Now, the Vatican is opening its archives to researchers, who hope to settle the question for good.

“The Church is not afraid of history,” Pope Francis said last year when he announced the archives would open.

Depending on what they reveal, it could also stop Pius XII’s canonization as a saint. In 2009, he was declared “venerable” by Emeritus Pope Benedict XVI, but the United States Holocaust Memorial Museum and several Jewish groups called for the “wartime materials” about the pope to be released. Benedict XVI initiated the process to prepare more than a million documents for release, which Francis has now completed.

Cardinal Angelo Becciu, who leads the office that investigates possible sainthoods, told The Washington Post last year that historical facts could dictate “whether it is appropriate or not to do a canonization.” Three of the four popes after Pius XII who have died have been canonized.

During World War II, the Vatican maintained a strict neutrality stance. Brown University historian David Kertzer told The Post that while Pius XII “bemoaned the loss of life in a general way,” he “never did speak out directly about the Holocaust.”

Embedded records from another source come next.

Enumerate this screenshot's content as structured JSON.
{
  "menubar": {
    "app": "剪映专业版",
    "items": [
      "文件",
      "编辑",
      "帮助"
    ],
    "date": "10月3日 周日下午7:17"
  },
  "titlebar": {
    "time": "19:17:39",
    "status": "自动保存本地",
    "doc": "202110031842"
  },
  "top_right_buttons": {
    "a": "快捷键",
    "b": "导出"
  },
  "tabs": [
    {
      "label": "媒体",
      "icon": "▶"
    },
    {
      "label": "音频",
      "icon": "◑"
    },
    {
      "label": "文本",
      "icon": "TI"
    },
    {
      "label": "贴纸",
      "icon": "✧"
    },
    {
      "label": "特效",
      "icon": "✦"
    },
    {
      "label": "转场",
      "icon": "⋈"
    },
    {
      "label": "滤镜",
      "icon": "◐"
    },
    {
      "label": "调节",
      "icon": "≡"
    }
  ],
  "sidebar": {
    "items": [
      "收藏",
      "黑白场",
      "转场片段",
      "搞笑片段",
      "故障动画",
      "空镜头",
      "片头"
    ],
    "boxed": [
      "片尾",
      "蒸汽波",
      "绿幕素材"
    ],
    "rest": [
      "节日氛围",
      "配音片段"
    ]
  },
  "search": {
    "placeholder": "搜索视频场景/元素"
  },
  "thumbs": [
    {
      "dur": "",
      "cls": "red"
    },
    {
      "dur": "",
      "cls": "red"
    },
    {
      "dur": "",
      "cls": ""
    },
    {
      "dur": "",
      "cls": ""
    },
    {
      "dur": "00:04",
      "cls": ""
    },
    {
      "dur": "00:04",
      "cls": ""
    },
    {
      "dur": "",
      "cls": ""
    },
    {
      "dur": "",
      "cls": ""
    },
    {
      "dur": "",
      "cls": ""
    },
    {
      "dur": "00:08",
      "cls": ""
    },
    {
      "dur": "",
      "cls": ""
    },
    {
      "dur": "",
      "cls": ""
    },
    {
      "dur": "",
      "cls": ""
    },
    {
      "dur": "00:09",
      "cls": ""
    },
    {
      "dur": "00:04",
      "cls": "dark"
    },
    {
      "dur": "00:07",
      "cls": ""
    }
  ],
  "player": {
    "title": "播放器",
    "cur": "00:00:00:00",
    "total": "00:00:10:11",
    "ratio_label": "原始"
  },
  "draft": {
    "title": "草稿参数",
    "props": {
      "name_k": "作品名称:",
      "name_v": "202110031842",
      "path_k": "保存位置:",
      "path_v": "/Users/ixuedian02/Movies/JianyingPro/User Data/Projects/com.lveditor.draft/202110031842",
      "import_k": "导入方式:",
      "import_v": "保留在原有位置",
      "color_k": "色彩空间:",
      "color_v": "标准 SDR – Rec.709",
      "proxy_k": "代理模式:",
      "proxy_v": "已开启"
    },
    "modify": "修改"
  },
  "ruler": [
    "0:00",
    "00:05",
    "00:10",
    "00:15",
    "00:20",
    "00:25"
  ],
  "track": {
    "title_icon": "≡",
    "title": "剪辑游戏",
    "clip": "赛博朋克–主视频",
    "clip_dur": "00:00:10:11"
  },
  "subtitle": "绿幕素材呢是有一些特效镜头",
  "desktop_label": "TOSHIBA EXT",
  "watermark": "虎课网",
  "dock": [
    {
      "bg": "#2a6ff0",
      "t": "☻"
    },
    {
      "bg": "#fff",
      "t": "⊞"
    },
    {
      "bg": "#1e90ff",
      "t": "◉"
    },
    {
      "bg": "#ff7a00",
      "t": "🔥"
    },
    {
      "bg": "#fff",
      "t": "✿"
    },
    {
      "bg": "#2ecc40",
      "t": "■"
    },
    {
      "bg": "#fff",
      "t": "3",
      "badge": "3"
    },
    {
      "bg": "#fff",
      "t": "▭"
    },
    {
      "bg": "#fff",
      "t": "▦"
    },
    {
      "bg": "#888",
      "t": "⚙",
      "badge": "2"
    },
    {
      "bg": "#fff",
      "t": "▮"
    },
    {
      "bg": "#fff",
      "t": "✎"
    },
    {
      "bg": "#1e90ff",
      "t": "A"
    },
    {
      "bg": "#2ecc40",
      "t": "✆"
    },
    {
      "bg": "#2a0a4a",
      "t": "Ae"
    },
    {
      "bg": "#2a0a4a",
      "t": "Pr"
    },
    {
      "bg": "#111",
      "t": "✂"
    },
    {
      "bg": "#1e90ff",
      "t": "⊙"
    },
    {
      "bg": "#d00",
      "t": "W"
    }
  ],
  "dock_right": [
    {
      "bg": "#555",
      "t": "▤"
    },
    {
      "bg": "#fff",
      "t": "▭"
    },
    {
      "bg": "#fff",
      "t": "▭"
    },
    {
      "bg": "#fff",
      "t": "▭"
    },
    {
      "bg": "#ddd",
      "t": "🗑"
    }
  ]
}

In 1963, a German playwright wrote a play depicting the pontiff as a moral coward. Then, in the 1999 book “Hitler’s Pope: The Secret History of Pius XII,” journalist John Cornwell also accused him of being anti-Semitic and of actively collaborating with the Nazis.

Other historians, such as Martin Gilbert, have pushed back against this characterization, claiming Pius XII helped Jews behind the scenes.

Indeed, Gilbert claims that in Rome nearly 5,000 Jews were hidden in Catholic monasteries and convents, including several hundred in the Vatican itself. In northern Italy, thousands more were hidden at the pope’s summer residence; all of this happened at the pope’s direction, according to Gilbert.

Elsewhere, in France and Poland, while some clergy turned against the Jews in their communities, others sheltered and hid them. Vatican officials have said this may have also been at the direction of Pius XII and kept “off the books.”

That may include Wojtyla, who, one biographer claims, helped Jews get false papers as a member of the underground seminary during World War II.

Then there’s Edith Zierer, the young Jewish girl he found at the train station. After feeding and talking with her, Wojtyla carried her to a neighboring town where the trains were working, according to a family account. He boarded a cattle car with her, covered her in his cloak, and rode with her to Krakow. There, she was taken in by other Jews and was separated from her strange protector. She never forgot his name.

Decades later and living in Israel, she learned he was about to become the next pope. They met again at the Vatican in 1998.

Whether the archives will contain evidence linking Pius XII to the good works of other Catholics — exonerating or condemning him — remains to be seen. Kertzer is now in Rome with more than 150 other scholars to begin going through the files. Vatican officials told the Associated Press it will take years, not months or days, for new conclusions to be drawn.